Under the new policy, ANZ will no longer issue new company home loans to customers unless they are already established ANZ clients. In addition, the bank has lowered the maximum loan-to-value ratio (LVR) for eligible borrowers from 90% to 70%.
To be considered eligible, applicants must have held an ANZ lending product—either personal or business—for a minimum of six months, or maintained a personal or business term deposit, transaction account, or savings account with ANZ for at least 12 months.
ANZ confirmed that the revised criteria do not apply to loans involving individual trustees and will not impact applications that were submitted prior to 8 January and are already underway.

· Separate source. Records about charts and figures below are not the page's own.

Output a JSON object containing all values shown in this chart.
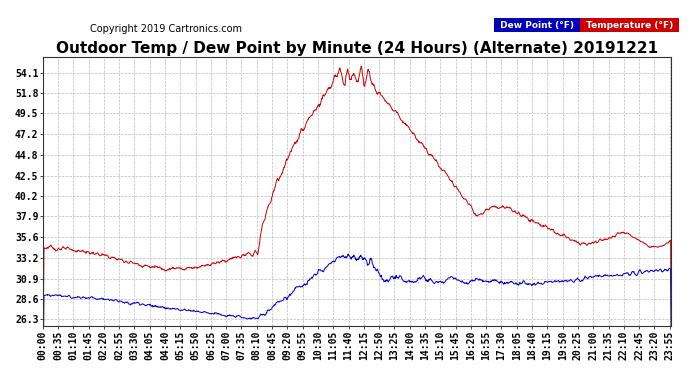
{
  "title": "Outdoor Temp / Dew Point by Minute (24 Hours) (Alternate) 20191221",
  "copyright": "Copyright 2019 Cartronics.com",
  "legend_dew": "Dew Point (°F)",
  "legend_temp": "Temperature (°F)",
  "dew_color": "#0000cc",
  "temp_color": "#cc0000",
  "background_color": "#ffffff",
  "plot_bg_color": "#ffffff",
  "grid_color": "#bbbbbb",
  "yticks": [
    26.3,
    28.6,
    30.9,
    33.2,
    35.6,
    37.9,
    40.2,
    42.5,
    44.8,
    47.2,
    49.5,
    51.8,
    54.1
  ],
  "ylim": [
    25.5,
    55.8
  ],
  "minutes_total": 1440,
  "title_fontsize": 11,
  "tick_fontsize": 7,
  "copyright_fontsize": 7,
  "xtick_step": 35
}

ANZ is not alone in tightening its approach to trust and company-based mortgage lending.
In December, Westpac removed company and corporate trustee home loans from its retail offering, restricting access to its business banking and private wealth channels instead. Under the updated criteria, new applicants must satisfy specific income or asset benchmarks, while existing customers seeking further borrowing must show an active, relationship-managed engagement with the bank.
The Commonwealth Bank of Australia (CBA) has taken a similar stance, scaling back mortgage availability for non-individual borrowers by limiting company and trust loans to existing customers only.

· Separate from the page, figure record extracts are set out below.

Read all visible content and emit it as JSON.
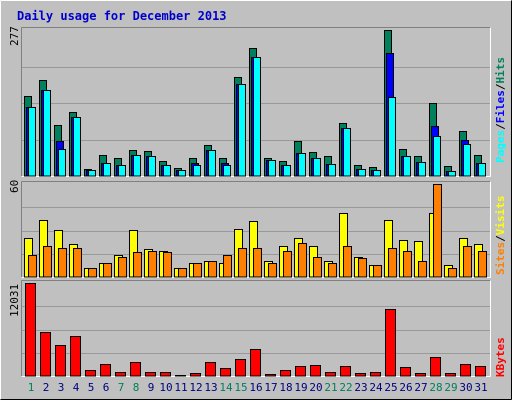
{
  "title": "Daily usage for December 2013",
  "colors": {
    "background": "#c0c0c0",
    "panel": "#c0c0c0",
    "grid": "#999999",
    "hits": "#00805c",
    "files": "#0000ff",
    "pages": "#00ffff",
    "visits": "#ffff00",
    "sites": "#ff8000",
    "kbytes": "#ff0000",
    "weekend_day": "#00805c",
    "weekday": "#000080"
  },
  "panels": {
    "top": {
      "ymax_label": "277",
      "legend": [
        {
          "text": "Pages",
          "color": "#00ffff"
        },
        {
          "text": "/",
          "color": "#000000"
        },
        {
          "text": "Files",
          "color": "#0000ff"
        },
        {
          "text": "/",
          "color": "#000000"
        },
        {
          "text": "Hits",
          "color": "#00805c"
        }
      ]
    },
    "middle": {
      "ymax_label": "60",
      "legend": [
        {
          "text": "Sites",
          "color": "#ff8000"
        },
        {
          "text": "/",
          "color": "#000000"
        },
        {
          "text": "Visits",
          "color": "#ffff00"
        }
      ]
    },
    "bottom": {
      "ymax_label": "12031",
      "legend": [
        {
          "text": "KBytes",
          "color": "#ff0000"
        }
      ]
    }
  },
  "chart_data": {
    "type": "bar",
    "title": "Daily usage for December 2013",
    "categories": [
      "1",
      "2",
      "3",
      "4",
      "5",
      "6",
      "7",
      "8",
      "9",
      "10",
      "11",
      "12",
      "13",
      "14",
      "15",
      "16",
      "17",
      "18",
      "19",
      "20",
      "21",
      "22",
      "23",
      "24",
      "25",
      "26",
      "27",
      "28",
      "29",
      "30",
      "31"
    ],
    "weekend": [
      true,
      false,
      false,
      false,
      false,
      false,
      true,
      true,
      false,
      false,
      false,
      false,
      false,
      true,
      true,
      false,
      false,
      false,
      false,
      false,
      true,
      true,
      false,
      false,
      false,
      false,
      false,
      true,
      true,
      false,
      false
    ],
    "panels": [
      {
        "ymax": 277,
        "series": [
          {
            "name": "Hits",
            "values": [
              152,
              182,
              96,
              121,
              14,
              40,
              34,
              49,
              48,
              28,
              16,
              35,
              58,
              34,
              187,
              243,
              35,
              28,
              67,
              45,
              38,
              101,
              21,
              18,
              277,
              51,
              37,
              138,
              19,
              86,
              40
            ]
          },
          {
            "name": "Files",
            "values": [
              130,
              163,
              67,
              112,
              11,
              24,
              20,
              40,
              37,
              21,
              11,
              25,
              49,
              24,
              174,
              226,
              31,
              20,
              44,
              35,
              23,
              91,
              13,
              11,
              233,
              38,
              27,
              95,
              9,
              68,
              24
            ]
          },
          {
            "name": "Pages",
            "values": [
              130,
              163,
              52,
              112,
              11,
              24,
              20,
              40,
              37,
              21,
              11,
              20,
              49,
              20,
              174,
              226,
              31,
              20,
              44,
              35,
              23,
              91,
              13,
              11,
              150,
              38,
              27,
              76,
              9,
              61,
              24
            ]
          }
        ]
      },
      {
        "ymax": 60,
        "series": [
          {
            "name": "Visits",
            "values": [
              25,
              37,
              30,
              21,
              6,
              9,
              14,
              30,
              18,
              17,
              6,
              9,
              10,
              9,
              31,
              36,
              10,
              20,
              25,
              20,
              10,
              41,
              13,
              8,
              37,
              24,
              23,
              41,
              8,
              25,
              21
            ]
          },
          {
            "name": "Sites",
            "values": [
              14,
              20,
              19,
              19,
              6,
              9,
              13,
              16,
              17,
              16,
              6,
              9,
              10,
              14,
              19,
              19,
              9,
              17,
              22,
              13,
              9,
              20,
              12,
              8,
              19,
              17,
              10,
              60,
              6,
              20,
              17
            ]
          }
        ]
      },
      {
        "ymax": 12031,
        "series": [
          {
            "name": "KBytes",
            "values": [
              12031,
              5700,
              3957,
              5157,
              813,
              1494,
              558,
              1807,
              524,
              464,
              192,
              423,
              1832,
              1045,
              2249,
              3534,
              299,
              737,
              1310,
              1436,
              468,
              1262,
              404,
              458,
              8629,
              1158,
              407,
              2470,
              344,
              1617,
              1310
            ]
          }
        ]
      }
    ]
  }
}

Earlier, in October 2025, Macquarie Bank adopted a more decisive approach by ceasing to accept new home loan applications where the borrower is a trust or a company altogether.
Macquarie said the move was prompted by several factors, including increased application volumes, operational and turnaround time pressures, the growing use of trust-based lending structures, and the additional compliance checks expected under AML Tranche 2 reforms, which will introduce more extensive verification requirements for trust and company borrowers.